Third option? Maybe this girl was just taking a damn picture and the Hall family should leave her alone!

Here’s my favorite line:
"Did you know that once a male sees you in a state of undress, he can’t ever un-see it?  You don’t want the Hall boys to only think of you in this sexual way, do you?"
This quote makes me see RED! Let’s take the second part of this sentence first. “You wouldn’t want the Hall boys to only think of you in this sexual way, do you?” Well, for one, if the Hall boys have such fantastic parents as the author would have you believe, they shouldn’t, regardless of this girl’s facebook picture. But that wording tells me that if they do only see girls as sexual object, the author believes it is completely this girl’s fault for it happening, not her sons being raised as chauvinist pigs. What about teaching them respect for women? But I guess the idea is this girl does not deserve respect because she took a picture of herself in a towel.

Now the first…”Did you know that once a male sees you in a state of undress, he can’t ever un-see it?” Where are the scientific studies to back that up? Does the author have such little faith in young men, even her sons, that they have no self control? No other thoughts besides boobs? Does this author think that seeing a girl wrapped in a towel will work them into such a sexual frenzy that they can’t control themselves? Because they see worse on TV every day. And I’m sure seeing this girl at school everyday hasn’t posed a problem for these boys. Really, the issue is the author does not want her sons to see a girl in a sexual way, because that means they might have sex. And since nothing can be her perfect sons’ fault, these girls must be temptresses making her sons have dirty dirty sex. This idea makes me think of Burkas, not just head scarves, but the full burka that covers a woman from head to toe to prevent men from having sexual thoughts about a woman. Funny thing though, it doesn’t. Men think about sex. I’m sure the sons in this article have a porno magazine stashed somewhere in their room. And there’s nothing wrong with that. “We hope to raise men with a strong moral compass, and men of integrity don’t linger over pictures of scantily clad high-school girls.” well if you’re raising them that way, it shouldn’t matter if those pictures exist.

To apply icing to this cake, there are two pictures of her sons in bathing suits, one in which they are flexing. Showing off their bodies for the camera. What that says: girl bodies are dirty and indecent, boy body’s are strong and acceptable. When I was in college, my male roommates walked around in their boxers all the time. Out in the hall, to the laundry room, around company. What if a lady did that? It wouldn’t be about comfort or it being hot out now would it? When I moved into a house in south Philadelphia, we had a mix of guys and girls living there, and us girls totally walked around in our underwear because it was hot and it was comfortable. So did the guys. One of our male roommates had a crush on both myself and our other roommate. Oddly enough, he didn’t take the action as an excuse to make advances or that we were asking for him to have sex with us.

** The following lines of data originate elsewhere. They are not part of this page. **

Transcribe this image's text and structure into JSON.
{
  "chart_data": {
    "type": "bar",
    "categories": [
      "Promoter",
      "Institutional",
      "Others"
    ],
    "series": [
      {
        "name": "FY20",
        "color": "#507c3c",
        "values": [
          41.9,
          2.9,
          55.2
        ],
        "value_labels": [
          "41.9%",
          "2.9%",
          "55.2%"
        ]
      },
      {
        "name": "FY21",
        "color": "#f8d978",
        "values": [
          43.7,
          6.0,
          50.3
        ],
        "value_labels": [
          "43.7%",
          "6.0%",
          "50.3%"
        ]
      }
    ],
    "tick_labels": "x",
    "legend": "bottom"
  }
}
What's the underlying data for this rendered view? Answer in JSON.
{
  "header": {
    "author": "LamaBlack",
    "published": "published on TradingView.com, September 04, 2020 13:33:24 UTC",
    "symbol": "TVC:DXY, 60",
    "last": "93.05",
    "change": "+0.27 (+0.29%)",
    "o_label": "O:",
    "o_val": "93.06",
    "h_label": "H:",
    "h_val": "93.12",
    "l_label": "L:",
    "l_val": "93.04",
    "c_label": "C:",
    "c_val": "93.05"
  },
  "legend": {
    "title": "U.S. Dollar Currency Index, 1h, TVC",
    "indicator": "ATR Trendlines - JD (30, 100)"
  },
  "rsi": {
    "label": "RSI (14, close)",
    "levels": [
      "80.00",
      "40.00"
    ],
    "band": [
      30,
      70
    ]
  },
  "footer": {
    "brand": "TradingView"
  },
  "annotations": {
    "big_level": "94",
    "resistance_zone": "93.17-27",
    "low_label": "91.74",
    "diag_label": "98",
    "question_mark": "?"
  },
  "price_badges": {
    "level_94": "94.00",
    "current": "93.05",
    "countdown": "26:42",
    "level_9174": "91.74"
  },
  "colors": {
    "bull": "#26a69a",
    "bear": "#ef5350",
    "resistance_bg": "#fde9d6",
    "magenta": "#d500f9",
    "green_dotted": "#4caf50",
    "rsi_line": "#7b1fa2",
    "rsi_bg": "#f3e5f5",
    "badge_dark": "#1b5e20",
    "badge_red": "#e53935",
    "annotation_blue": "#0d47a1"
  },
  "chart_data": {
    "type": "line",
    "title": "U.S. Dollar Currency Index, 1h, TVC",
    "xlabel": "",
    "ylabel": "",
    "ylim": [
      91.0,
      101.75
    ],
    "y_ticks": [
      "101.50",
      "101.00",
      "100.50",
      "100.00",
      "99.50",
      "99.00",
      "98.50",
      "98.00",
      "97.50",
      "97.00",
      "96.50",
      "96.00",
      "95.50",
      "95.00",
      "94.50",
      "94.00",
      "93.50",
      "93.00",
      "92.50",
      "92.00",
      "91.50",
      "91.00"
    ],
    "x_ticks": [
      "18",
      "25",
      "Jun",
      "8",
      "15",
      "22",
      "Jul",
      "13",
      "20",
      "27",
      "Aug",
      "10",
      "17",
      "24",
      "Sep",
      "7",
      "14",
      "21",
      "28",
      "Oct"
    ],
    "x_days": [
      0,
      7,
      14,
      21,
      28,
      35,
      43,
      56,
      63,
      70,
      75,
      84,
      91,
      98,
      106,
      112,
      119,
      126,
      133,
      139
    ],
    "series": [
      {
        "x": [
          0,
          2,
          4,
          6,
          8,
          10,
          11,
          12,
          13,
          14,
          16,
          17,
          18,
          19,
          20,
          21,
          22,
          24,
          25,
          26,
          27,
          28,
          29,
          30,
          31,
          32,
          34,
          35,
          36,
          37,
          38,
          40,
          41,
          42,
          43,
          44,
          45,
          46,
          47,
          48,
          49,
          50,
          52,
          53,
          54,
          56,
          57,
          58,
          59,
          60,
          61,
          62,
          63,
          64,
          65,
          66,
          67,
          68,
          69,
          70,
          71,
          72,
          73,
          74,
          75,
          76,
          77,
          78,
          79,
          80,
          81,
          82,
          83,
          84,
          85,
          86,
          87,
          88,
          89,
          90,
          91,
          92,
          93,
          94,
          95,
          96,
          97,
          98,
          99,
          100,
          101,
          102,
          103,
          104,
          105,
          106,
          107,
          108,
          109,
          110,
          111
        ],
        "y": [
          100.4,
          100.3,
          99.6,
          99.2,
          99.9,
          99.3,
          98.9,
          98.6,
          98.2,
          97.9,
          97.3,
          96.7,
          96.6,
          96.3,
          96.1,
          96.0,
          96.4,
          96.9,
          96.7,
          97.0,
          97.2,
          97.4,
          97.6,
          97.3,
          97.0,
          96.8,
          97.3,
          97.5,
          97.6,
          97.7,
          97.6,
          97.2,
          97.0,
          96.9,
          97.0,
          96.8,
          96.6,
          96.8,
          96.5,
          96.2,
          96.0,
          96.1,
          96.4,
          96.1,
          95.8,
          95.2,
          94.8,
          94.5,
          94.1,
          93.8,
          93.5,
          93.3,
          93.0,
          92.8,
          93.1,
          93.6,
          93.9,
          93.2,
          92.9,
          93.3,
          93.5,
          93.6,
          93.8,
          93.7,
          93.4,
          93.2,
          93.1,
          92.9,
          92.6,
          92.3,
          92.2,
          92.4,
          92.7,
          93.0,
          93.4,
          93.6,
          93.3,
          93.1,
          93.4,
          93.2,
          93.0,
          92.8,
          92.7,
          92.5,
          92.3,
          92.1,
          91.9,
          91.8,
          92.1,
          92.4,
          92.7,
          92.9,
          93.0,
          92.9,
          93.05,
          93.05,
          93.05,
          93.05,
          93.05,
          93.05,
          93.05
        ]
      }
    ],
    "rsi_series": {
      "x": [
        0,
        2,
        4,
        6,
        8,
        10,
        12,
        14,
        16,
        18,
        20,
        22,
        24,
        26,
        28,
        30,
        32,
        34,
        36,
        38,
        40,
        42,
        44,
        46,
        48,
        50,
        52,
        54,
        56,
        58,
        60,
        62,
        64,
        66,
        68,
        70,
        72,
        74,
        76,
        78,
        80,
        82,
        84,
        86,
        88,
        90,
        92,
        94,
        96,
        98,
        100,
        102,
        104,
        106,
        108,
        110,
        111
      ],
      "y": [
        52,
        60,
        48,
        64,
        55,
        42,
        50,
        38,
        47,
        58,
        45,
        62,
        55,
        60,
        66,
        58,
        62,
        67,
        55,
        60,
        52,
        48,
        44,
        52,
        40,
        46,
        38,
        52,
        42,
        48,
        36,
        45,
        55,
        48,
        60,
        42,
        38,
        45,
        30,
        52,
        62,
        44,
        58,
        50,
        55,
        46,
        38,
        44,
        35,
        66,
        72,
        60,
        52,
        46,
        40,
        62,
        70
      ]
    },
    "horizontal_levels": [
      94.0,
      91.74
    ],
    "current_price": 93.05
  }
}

Girls are desperately in need of empowerment right now. I have read two stories this year about teenage girls killing themselves after being sexually assaulted. The communities around those girls said they had asked for it, wanted it, citing facebook page photos and clinging to the myth of teenage girls tempting men into indecent acts. But that’s the thing, it’s a myth. Girls should have the freedom to take pride in their bodies and not be shamed. If the author of this article really wants to empower girls to be strong women of character, she shouldn’t base her case about shaming them. Young girls don’t need this message from Kim Hall. Not one bit.